I finished it all quickly, trying to give Arsenio (the new hip elf) a decent scene, which I didn’t quite pull off. Arsenio merely exists because I was told to put him there. He doesn’t have a personality yet. Maybe, I decided, to make him a bit of a smart aleck. It was all under consideration.
The weekend was not as productive as I had hoped it would be, but I note that the Arsenio scene did get worked out. I mention the copter here. Here’s the thing; they wanted something beyond a crazed retailer trying to corner the Christmas market. They wanted the villain to want to manufacture something that was dangerous to children (this was the Santa Claus movie rip-off). It was decided it would be a Kiddie Kopter, where kids could fly around, which seemed pretty reckless, right?
Plot points were pinned, characters re-characterized and pages typed. Slowly. Then “Like Magic” loomed larger. And for some reason I mention “Space Rocks” again…
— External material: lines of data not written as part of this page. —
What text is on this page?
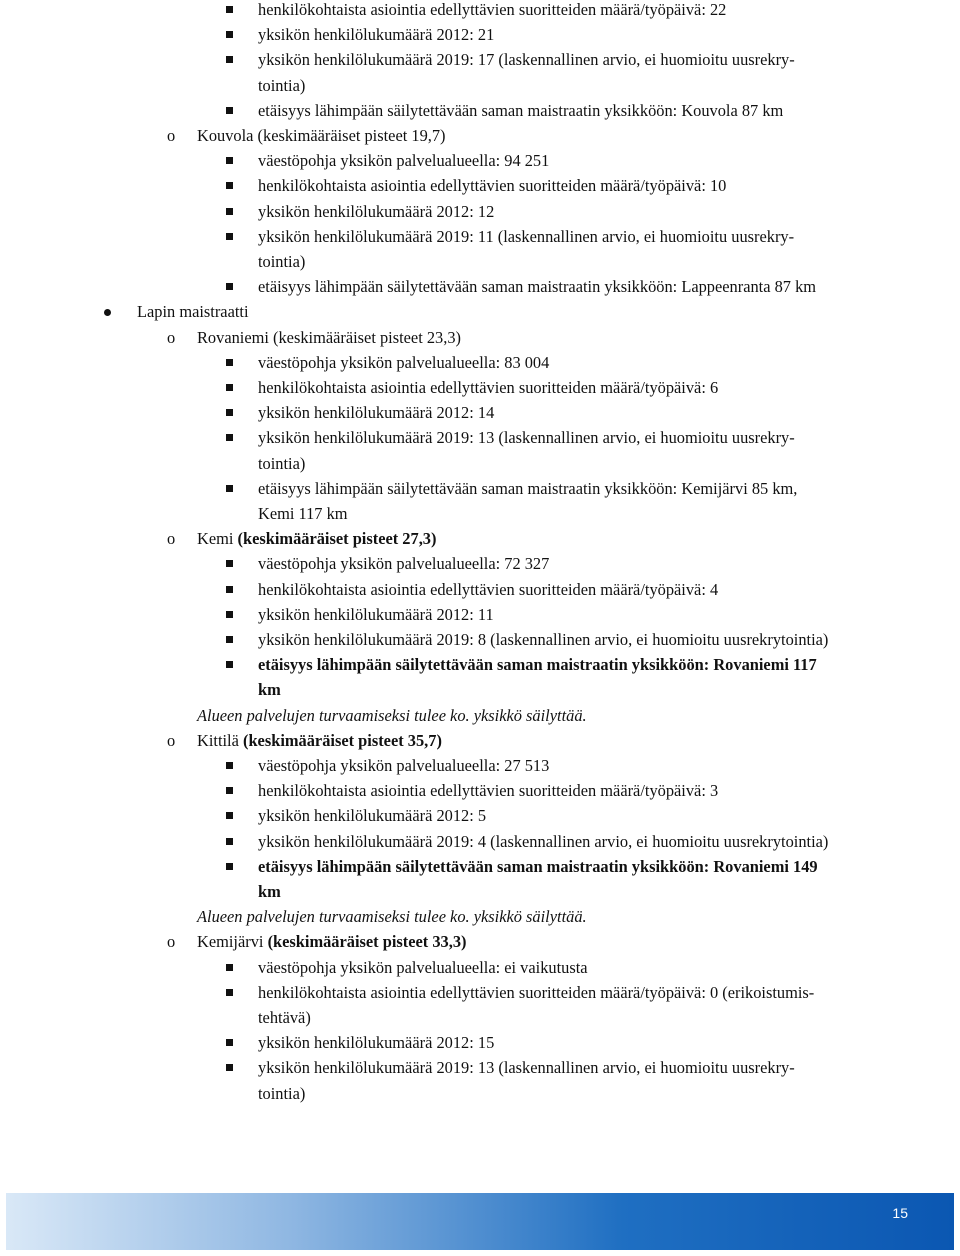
henkilökohtaista asiointia edellyttävien suoritteiden määrä/työpäivä: 22
yksikön henkilölukumäärä 2012: 21
yksikön henkilölukumäärä 2019: 17 (laskennallinen arvio, ei huomioitu uusrekry-
tointia)
etäisyys lähimpään säilytettävään saman maistraatin yksikköön: Kouvola 87 km
o Kouvola (keskimääräiset pisteet 19,7)
väestöpohja yksikön palvelualueella: 94 251
henkilökohtaista asiointia edellyttävien suoritteiden määrä/työpäivä: 10
yksikön henkilölukumäärä 2012: 12
yksikön henkilölukumäärä 2019: 11 (laskennallinen arvio, ei huomioitu uusrekry-
tointia)
etäisyys lähimpään säilytettävään saman maistraatin yksikköön: Lappeenranta 87 km
Lapin maistraatti
o Rovaniemi (keskimääräiset pisteet 23,3)
väestöpohja yksikön palvelualueella: 83 004
henkilökohtaista asiointia edellyttävien suoritteiden määrä/työpäivä: 6
yksikön henkilölukumäärä 2012: 14
yksikön henkilölukumäärä 2019: 13 (laskennallinen arvio, ei huomioitu uusrekry-
tointia)
etäisyys lähimpään säilytettävään saman maistraatin yksikköön: Kemijärvi 85 km,
Kemi 117 km
o Kemi (keskimääräiset pisteet 27,3)
väestöpohja yksikön palvelualueella: 72 327
henkilökohtaista asiointia edellyttävien suoritteiden määrä/työpäivä: 4
yksikön henkilölukumäärä 2012: 11
yksikön henkilölukumäärä 2019: 8 (laskennallinen arvio, ei huomioitu uusrekrytointia)
etäisyys lähimpään säilytettävään saman maistraatin yksikköön: Rovaniemi 117
km
Alueen palvelujen turvaamiseksi tulee ko. yksikkö säilyttää.
o Kittilä (keskimääräiset pisteet 35,7)
väestöpohja yksikön palvelualueella: 27 513
henkilökohtaista asiointia edellyttävien suoritteiden määrä/työpäivä: 3
yksikön henkilölukumäärä 2012: 5
yksikön henkilölukumäärä 2019: 4 (laskennallinen arvio, ei huomioitu uusrekrytointia)
etäisyys lähimpään säilytettävään saman maistraatin yksikköön: Rovaniemi 149
km
Alueen palvelujen turvaamiseksi tulee ko. yksikkö säilyttää.
o Kemijärvi (keskimääräiset pisteet 33,3)
väestöpohja yksikön palvelualueella: ei vaikutusta
henkilökohtaista asiointia edellyttävien suoritteiden määrä/työpäivä: 0 (erikoistumis-
tehtävä)
yksikön henkilölukumäärä 2012: 15
yksikön henkilölukumäärä 2019: 13 (laskennallinen arvio, ei huomioitu uusrekry-
tointia)
15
But it’s mentioned here that as the 1 year anniversary approached finances weren’t great, there’s a car loan, one salary, still. And I had re-read my journal pages. I remarked on how many things mentioned (Joel & Bill signing me up for something) never happened or gags forgotten (nutcracker on nose). The journal pages recorded my mood as it went from wonderment to despair to cynicism. I did a quick wrap up (re-thinking “Magic,” getting notes on “Space Rocks,” mailing out “Write Stuff" to no responses, not hearing back from Kimberly the executive and still thinking up lines for Pee-Wee (for the next draft?).
It’s all about the waiting now. It was June 1991. Christmas 1991 seemed awfully close.